Number theory: Fiddle with cryptographic algorithms and data structures. Or else don’t bother.
Music: Start with an instrument that’s easy to play – a keyboard instrument. Learn the chords by playing the chords. Learn the keys and modes by playing the scales. Then learn improv by noodling. Not too much drill – that will slow you down. Skill will come in its own time, but learn the basics now by doing the basics now. And maybe switch to guitar at some point.
What of abstract knowledge, you ask? Screw abstract knowledge. It’s not actually about anything, is it?
Tellers, von Neumanns and Newtons would probably learn arithmetic just fine with common core. They would do just fine without it, too.
If your child is normal-ish, he needs repetitive drill, and he will not learn anything by being encouraged to “explore.”
90+% of the population wants to be told THE answer, and will not, cannot think successfully.
“Wang Wei Lin is right: memorization of the very basics is the foundation. It’s not trendy, and it’s boring to teach, but for most students it’s the best way.”
It isn’t mentioned but they made the same mistake with whole language, I think it was called, instead of phonics. They taught kids to read with hieroglyphics of the whole word instead of the basics. Phonetics are the main big advantage over graphic whole symbol based writing systems and they ignored it.

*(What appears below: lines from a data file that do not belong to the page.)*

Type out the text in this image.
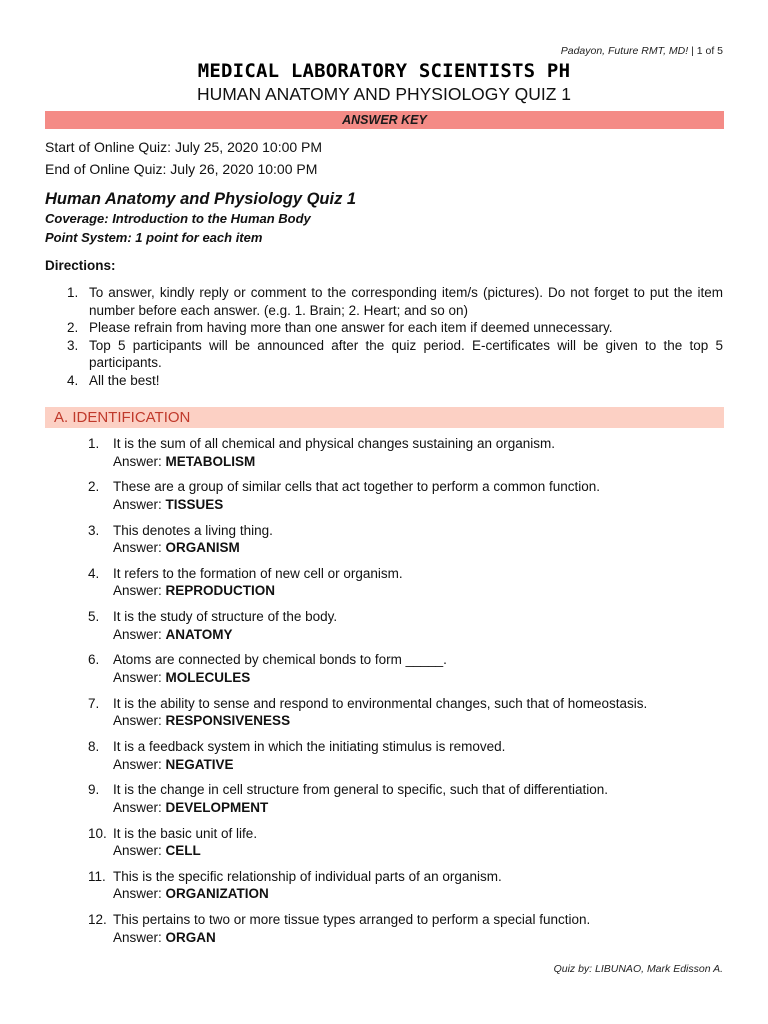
Padayon, Future RMT, MD! | 1 of 5
MEDICAL LABORATORY SCIENTISTS PH
HUMAN ANATOMY AND PHYSIOLOGY QUIZ 1
ANSWER KEY
Start of Online Quiz: July 25, 2020 10:00 PM
End of Online Quiz: July 26, 2020 10:00 PM
Human Anatomy and Physiology Quiz 1
Coverage: Introduction to the Human Body
Point System: 1 point for each item
Directions:
1. To answer, kindly reply or comment to the corresponding item/s (pictures). Do not forget to put the item number before each answer. (e.g. 1. Brain; 2. Heart; and so on)
2. Please refrain from having more than one answer for each item if deemed unnecessary.
3. Top 5 participants will be announced after the quiz period. E-certificates will be given to the top 5 participants.
4. All the best!
A. IDENTIFICATION
1. It is the sum of all chemical and physical changes sustaining an organism.
Answer: METABOLISM
2. These are a group of similar cells that act together to perform a common function.
Answer: TISSUES
3. This denotes a living thing.
Answer: ORGANISM
4. It refers to the formation of new cell or organism.
Answer: REPRODUCTION
5. It is the study of structure of the body.
Answer: ANATOMY
6. Atoms are connected by chemical bonds to form _____.
Answer: MOLECULES
7. It is the ability to sense and respond to environmental changes, such that of homeostasis.
Answer: RESPONSIVENESS
8. It is a feedback system in which the initiating stimulus is removed.
Answer: NEGATIVE
9. It is the change in cell structure from general to specific, such that of differentiation.
Answer: DEVELOPMENT
10. It is the basic unit of life.
Answer: CELL
11. This is the specific relationship of individual parts of an organism.
Answer: ORGANIZATION
12. This pertains to two or more tissue types arranged to perform a special function.
Answer: ORGAN
Quiz by: LIBUNAO, Mark Edisson A.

I think what they were trying to do was to mimic the people who read fast by seeing the whole word as one but that doesn’t work for everyone and probably doesn’t work as well if you skip the phonics part.
I wonder if the “new” math essentially did the same. Study accomplished math students and try to replicate their performance by skipping steps.
I once heard Pierre Deligne say that his children stopped asking him for help with their homework because he would suggest many different ways to solve a problem. Regression to the mean.
But even Von Neumann said that in mathematics, you don’t understand things, you just get used to them. A hyperbolic truth.